I have combined 2 data frames (tweets.public and tweets.company) to generate a term-document matrix, which I later used for data clustering.
After getting all the clusters, I am trying to calculate the proportion of tweets.public in each cluster. How can I do that?
EDIT:
Please see my code below.
tweets.public and tweets.company are tweets posted by a company (say Apple) and tweets about the company downloaded for Twitter.
tweets = c(tweets.public$text, tweets.company$text)
tweets.corpus = Corpus(VectorSource(tweets))
tweets.corpus = tm_map(tweets.corpus, function(x) iconv(x, to='ASCII'))
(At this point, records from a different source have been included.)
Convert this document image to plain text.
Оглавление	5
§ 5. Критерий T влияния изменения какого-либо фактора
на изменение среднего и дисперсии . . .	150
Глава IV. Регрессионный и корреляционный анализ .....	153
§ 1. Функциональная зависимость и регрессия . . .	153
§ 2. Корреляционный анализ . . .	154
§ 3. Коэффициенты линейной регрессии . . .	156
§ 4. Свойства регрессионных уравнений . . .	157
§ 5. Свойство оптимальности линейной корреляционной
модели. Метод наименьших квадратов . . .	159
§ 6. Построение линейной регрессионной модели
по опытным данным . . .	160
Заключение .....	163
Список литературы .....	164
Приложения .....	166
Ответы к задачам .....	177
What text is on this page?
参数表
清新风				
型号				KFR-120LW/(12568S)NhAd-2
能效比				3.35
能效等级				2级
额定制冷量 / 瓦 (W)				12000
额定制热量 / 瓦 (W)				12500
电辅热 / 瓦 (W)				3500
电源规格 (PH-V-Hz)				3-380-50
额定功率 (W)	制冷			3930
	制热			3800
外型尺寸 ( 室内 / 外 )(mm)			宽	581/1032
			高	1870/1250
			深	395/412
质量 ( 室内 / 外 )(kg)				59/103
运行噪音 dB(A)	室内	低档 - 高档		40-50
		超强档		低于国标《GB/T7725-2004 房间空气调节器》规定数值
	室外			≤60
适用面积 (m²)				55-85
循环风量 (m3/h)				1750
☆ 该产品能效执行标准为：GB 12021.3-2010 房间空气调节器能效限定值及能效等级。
tweets.corpus = tm_map(tweets.corpus, removeNumbers)
tweets.corpus = tm_map(tweets.corpus, removePunctuation)
tweets.corpus = tm_map(tweets.corpus, stripWhitespace)
tweets.corpus = tm_map(tweets.corpus, tolower)
tweets.corpus = tm_map(tweets.corpus, removeWords, stopwords('english'))
tweets.corpus = tm_map(tweets.corpus, stemDocument)
tweets.dtm = DocumentTermMatrix(tweets.corpus)
tweets.wdtm = weightTfIdf(tweets.dtm)
tweets.matrix = as.matrix(tweets.wdtm)
empties = which(rowSums(abs(tweets.matrix)) == 0)
tweets.matrix = tweets.matrix[-empties,]
After this I calculated the Kmeans and plotted the clusters.
K = kmeans(tweets.matrix, 3 , nstart = 20)
mds.tweets <- cmdscale(dist(tweets.matrix),k=2)
plot(mds.tweets, col = K$cluster,pch = 1:2)
legend("bottomright", c("tweets.public","tweets.company"), pch = c(1,2))
I know how to extract the tweets in each cluster:
cluster1_tweetsIndex = which(K$cluster == 1)
cluster1Tweets = tweets.matrix[cluster1_tweetsIndex,]
What I am trying to figure out is what are the no. of tweets from "tweets.public" in cluster 1.
Hope that explains.
Thanks in advance.